On 7 February, Voigt said Fidessa analysis found 230 liquid stocks with a roughly 50/50 split of turnover across the UK and EU27.
"At the heart of the problem is the little known Mifid II trading obligation which is currently flexing its extraterritorial muscle. The rule requires EU firms to trade all equities on an EU recognised trading venue. Under a no deal Brexit the EU is planning to treat UK venues as non-equivalent, and in fact, has also threatened Switzerland with removing their equivalence too."
"Switzerland attempts to neutralise the problem by banning EU27 venues from trading Swiss shares. Will this work? Switzerland's approach will probably be successful in securing access to SIX for EU investors. However, it inevitably gets more complex than that. First, EU Systematic Internalisers may step up to offer trading in Swiss stocks and second, the ultimate type of Brexit we endure will determine whether Swiss stocks actually are traded in London."
"With all this political upheaval, the chances for a major liquidity shift must be high. The trick will be in working out the winners and losers."
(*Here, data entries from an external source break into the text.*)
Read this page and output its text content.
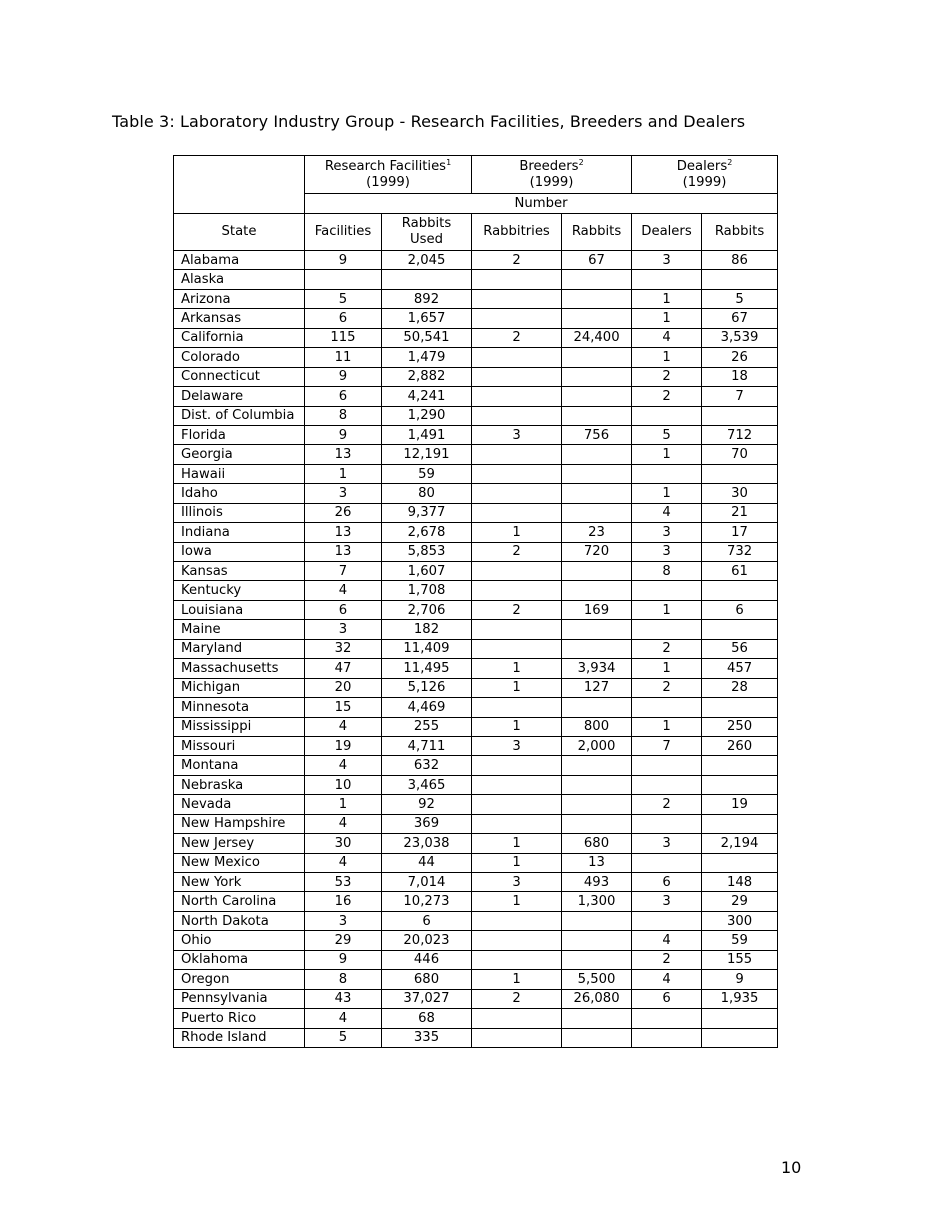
Table 3: Laboratory Industry Group - Research Facilities, Breeders and Dealers
	Research Facilities$^1$
(1999)		Breeders$^2$
(1999)		Dealers$^2$
(1999)	
	Number					
State	Facilities	Rabbits Used	Rabbitries	Rabbits	Dealers	Rabbits
Alabama	9	2,045	2	67	3	86
Alaska						
Arizona	5	892			1	5
Arkansas	6	1,657			1	67
California	115	50,541	2	24,400	4	3,539
Colorado	11	1,479			1	26
Connecticut	9	2,882			2	18
Delaware	6	4,241			2	7
Dist. of Columbia	8	1,290				
Florida	9	1,491	3	756	5	712
Georgia	13	12,191			1	70
Hawaii	1	59				
Idaho	3	80			1	30
Illinois	26	9,377			4	21
Indiana	13	2,678	1	23	3	17
Iowa	13	5,853	2	720	3	732
Kansas	7	1,607			8	61
Kentucky	4	1,708				
Louisiana	6	2,706	2	169	1	6
Maine	3	182				
Maryland	32	11,409			2	56
Massachusetts	47	11,495	1	3,934	1	457
Michigan	20	5,126	1	127	2	28
Minnesota	15	4,469				
Mississippi	4	255	1	800	1	250
Missouri	19	4,711	3	2,000	7	260
Montana	4	632				
Nebraska	10	3,465				
Nevada	1	92			2	19
New Hampshire	4	369				
New Jersey	30	23,038	1	680	3	2,194
New Mexico	4	44	1	13		
New York	53	7,014	3	493	6	148
North Carolina	16	10,273	1	1,300	3	29
North Dakota	3	6				300
Ohio	29	20,023			4	59
Oklahoma	9	446			2	155
Oregon	8	680	1	5,500	4	9
Pennsylvania	43	37,027	2	26,080	6	1,935
Puerto Rico	4	68				
Rhode Island	5	335				
10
The issue was first highlighted by Voigt in April 2018, when he noted that: "Stocks traded in a single jurisdiction will likely continue to be traded locally, but it is anyone's guess what will happen to those instruments that are traded in the UK and the EU27 in roughly equal amounts."
"Looking at the turnover for a large sample of EU stocks in the Fidessa Fragulator (removing Swiss, British and generally illiquid stocks), roughly 230 different shares (representing about €2trn in turnover in 2017) fall into that category. It will be interesting to track what happens to those instruments if trading across the Channel becomes more challenging post-Brexit."